Blue Chip argued that because he had sometimes worked in excess of 20 hours and had filled a permanent full-time vacancy, the whole contract was tainted with illegality and he could not therefore pursue his claim.
Tribunal decision
The employment judge, however, disagreed. She said that as his visa allowed him to work without restriction on some occasions but not on others, she did not think that meant that the whole contract should be struck down for illegality.
In any event, she said that as the company had not done anything to find out whether Mr Helbawi actually had a right to work, then under the Asylum & Immigration Act 1996 they were just as liable as him.
The employment judge was also influenced by the fact that it was an important principle of public policy that people who worked should be paid the legal minimum wage.
She therefore held that the position in this case was similar to that of Colen v Cebrian (UK) Limited in which the Court of Appeal held that if a contract was lawful when entered into and was intended to be performed lawfully, then the fact that some work done during the contract was done illegally would not render the entire contract unenforceable.
EAT decision
The EAT did not entirely agree, however.

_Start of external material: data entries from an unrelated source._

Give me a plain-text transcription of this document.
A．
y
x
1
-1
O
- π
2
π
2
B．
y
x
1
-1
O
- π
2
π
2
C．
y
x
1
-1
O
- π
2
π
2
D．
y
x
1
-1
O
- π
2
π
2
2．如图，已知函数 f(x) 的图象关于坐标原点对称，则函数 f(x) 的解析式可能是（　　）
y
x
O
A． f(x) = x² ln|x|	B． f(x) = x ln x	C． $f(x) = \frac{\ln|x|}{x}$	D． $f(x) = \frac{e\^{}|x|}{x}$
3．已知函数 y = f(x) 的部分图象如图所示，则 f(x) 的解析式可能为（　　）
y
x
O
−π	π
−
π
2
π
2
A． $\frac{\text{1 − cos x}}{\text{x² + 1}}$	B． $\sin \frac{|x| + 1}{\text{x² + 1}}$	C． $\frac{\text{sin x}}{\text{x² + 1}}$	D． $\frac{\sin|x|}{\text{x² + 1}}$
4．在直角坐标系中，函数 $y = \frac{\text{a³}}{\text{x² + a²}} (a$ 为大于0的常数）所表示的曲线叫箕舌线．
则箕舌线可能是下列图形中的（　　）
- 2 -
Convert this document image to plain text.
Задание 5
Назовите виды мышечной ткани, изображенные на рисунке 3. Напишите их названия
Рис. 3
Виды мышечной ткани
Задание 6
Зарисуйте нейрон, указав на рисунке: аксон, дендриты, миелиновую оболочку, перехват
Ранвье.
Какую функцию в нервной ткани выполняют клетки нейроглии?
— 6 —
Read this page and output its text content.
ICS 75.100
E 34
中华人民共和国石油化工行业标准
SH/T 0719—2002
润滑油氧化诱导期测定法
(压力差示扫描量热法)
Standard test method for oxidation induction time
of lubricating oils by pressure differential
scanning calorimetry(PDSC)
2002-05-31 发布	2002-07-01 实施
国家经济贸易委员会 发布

It said that the tribunal’s analysis that the whole contract was lawful would “involve the court condoning the illegal contract if the claimant were allowed to recover in full for all the hours worked.”
But what was the solution? The EAT said there were two possibilities. One was to treat the whole contract as illegal, thereby depriving Mr Helbawi of any payment for the work he had done. The other was to “sever the unlawful elements of performance and to allow the claimant to recover for the remainder” but that depended on whether the legal and illegal parts of the contract could be treated separately.
And the EAT thought that they could, at least in respect of the holiday periods when there was no limitations on the hours Mr Helbawi could work and when he therefore was not in breach of any immigration rules.
However, the court acknowledged that the issue of severance was more complicated in relation to term time when the limit was 20 hours, particularly since Mr Helbawi was aware that he was acting in breach of those rules.
The EAT concluded therefore that it would not be in the interests of public policy for Mr Helbawi to recover payment for any of the work done during term time when he was knowingly acting in breach of the rules. He could, however, claim the minimum wage for the weeks when he was not in breach of the condition not to work more than twenty hours.
Comment
The EAT has reached what it sees as a pragmatic solution to a difficult problem, and did not want to be seen to be condoning working in excess of what was permitted by immigration rules. But we think that the employment judge was right to emphasise the important public policy argument that a worker should be paid the national minimum wage for the work she or he does. The employer seems to have been willing enough to accept the work, without further inquiry, and should have been held to their obligations to pay the minimum wage for that work.